To stop this tragedy, we ask you to urge the Duque Administration to:
– Improve protection of human rights defenders and social leaders, starting with effective investigations of attacks and threats against them, identifying those who ordered these crimes and publicly presenting the outcomes of these investigation.
– Develop a road map for protection in consultation with defenders in the guarantees working group, including for pandemic-related challenges such as the need for personal protective equipment.
– Fund and implement collective protection measures with differentiated ethnic and gender approaches in consultation with communities through the National Protection Unit. Collective measures agreed to with Afro-descendant and indigenous communities’ authorities must be guaranteed. The self-protection mechanisms of the San José de Apartadó peace community and similar humanitarian zones should be respected, including the support provided by international accompaniers, even during the pandemic.
– Dismantle the paramilitary successor networks involved in drug trafficking, which fuel much of the violence against human rights defenders and social leaders.

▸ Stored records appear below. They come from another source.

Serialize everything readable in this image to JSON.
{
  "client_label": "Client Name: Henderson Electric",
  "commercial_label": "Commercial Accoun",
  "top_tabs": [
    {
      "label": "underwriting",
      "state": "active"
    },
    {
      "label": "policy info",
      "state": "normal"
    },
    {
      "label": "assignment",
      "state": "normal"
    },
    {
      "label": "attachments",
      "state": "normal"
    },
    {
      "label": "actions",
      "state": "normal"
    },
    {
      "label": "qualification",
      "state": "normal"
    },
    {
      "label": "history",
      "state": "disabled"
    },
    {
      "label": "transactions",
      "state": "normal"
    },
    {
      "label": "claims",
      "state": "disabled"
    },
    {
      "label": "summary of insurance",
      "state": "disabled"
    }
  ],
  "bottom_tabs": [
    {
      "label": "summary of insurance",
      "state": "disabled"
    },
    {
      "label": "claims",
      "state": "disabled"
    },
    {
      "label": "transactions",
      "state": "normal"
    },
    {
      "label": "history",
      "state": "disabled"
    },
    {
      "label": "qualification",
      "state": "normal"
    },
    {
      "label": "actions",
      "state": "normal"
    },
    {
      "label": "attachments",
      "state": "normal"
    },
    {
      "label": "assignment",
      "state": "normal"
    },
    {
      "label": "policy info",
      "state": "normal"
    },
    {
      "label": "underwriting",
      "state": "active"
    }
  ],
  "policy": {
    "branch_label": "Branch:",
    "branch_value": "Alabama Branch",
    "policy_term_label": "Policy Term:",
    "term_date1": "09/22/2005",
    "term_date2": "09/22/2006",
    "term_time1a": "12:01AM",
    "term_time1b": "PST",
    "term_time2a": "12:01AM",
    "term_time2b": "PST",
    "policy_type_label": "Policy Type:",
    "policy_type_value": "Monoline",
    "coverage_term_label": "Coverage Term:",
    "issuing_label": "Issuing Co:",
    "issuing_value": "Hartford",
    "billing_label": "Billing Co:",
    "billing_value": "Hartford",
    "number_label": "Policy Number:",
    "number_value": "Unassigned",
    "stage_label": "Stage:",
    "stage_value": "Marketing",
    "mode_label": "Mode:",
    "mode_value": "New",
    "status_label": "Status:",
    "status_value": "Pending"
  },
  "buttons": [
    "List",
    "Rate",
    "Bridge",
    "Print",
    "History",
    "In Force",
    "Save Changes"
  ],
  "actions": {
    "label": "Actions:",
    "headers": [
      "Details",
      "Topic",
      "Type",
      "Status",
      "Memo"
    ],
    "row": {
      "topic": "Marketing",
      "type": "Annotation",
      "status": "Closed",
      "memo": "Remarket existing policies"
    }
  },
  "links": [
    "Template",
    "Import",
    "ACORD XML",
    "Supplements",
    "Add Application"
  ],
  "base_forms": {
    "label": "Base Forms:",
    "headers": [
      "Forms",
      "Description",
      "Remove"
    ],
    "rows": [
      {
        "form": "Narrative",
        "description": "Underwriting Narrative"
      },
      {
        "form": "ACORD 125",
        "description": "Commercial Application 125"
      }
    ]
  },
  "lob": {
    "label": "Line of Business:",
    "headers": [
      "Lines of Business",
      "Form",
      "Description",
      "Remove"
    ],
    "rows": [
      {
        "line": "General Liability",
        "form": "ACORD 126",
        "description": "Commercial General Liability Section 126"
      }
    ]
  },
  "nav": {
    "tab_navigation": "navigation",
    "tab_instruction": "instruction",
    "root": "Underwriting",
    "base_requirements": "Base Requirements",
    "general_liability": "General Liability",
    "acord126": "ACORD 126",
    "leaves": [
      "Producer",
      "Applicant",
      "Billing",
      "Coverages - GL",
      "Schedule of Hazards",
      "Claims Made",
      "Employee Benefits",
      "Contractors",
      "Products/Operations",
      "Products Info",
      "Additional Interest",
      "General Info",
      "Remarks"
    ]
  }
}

The government must honor its commitment to regularly convene the National Commission of Security Guarantees, which was established by the accords to develop and implement plans to dismantle illegal groups and protect communities, social leaders, and ex-combatants.
– Effectively investigate, prosecute, and present results about these paramilitary and criminal networks through the Attorney General’s special investigative unit. We welcome the new agreement between the Colombian Attorney General’s Office and the Office of the U.N. High Commissioner for Human Rights in Colombia to train prosecutors and investigators in aggressively addressing these human rights crimes. It is critical the State end impunity in the murders, disappearances, assaults and threats against human rights defenders, social leaders, land rights and environmental activists, journalists, trade unionists and other defenders.
– Swiftly hold accountable Colombian Army intelligence members, including at the highest ranks, who ordered and carried out mass surveillance on 130 journalists (including U.S. reporters), human rights defenders, political leaders, and military whistleblowers. The U.S. should also ensure that U.S. security and intelligence assistance does not assist, aid or abet such illegal surveillance, now or in the future.
– Vigorously implement the peace accords, including by adequately funding the transitional justice system, fully implementing the Ethnic Chapter, delivering on commitments for protection for ex-combatants and productive projects to reintegrate them into civilian life, and honoring commitments for truth, justice, reparations, and guarantees of non-repetition for victims of the conflict.
We urge you, Mr. Secretary, to ensure that all agencies of the United States speak with one clear voice to condemn these ever-escalating murders and to press the Duque Administration to take the necessary steps to identify and prosecute the intellectual authors of these crimes and dismantle the criminal structures that protect them.
Finally, we urge you to continue to provide valuable U.S. assistance to Colombia to implement the peace accords, provide humanitarian assistance for Venezuelan refugees and refugee receiving communities, and address the health and food security crisis of the COVID-19 pandemic. The U.S. should also take advantage of opportunities provided by the peace accords to carry out sustainable and lasting eradication of illegal crops by working with communities to replace coca with legal livelihoods and by dismantling trafficking networks.
Thank you for your attention to these important concerns in this difficult time.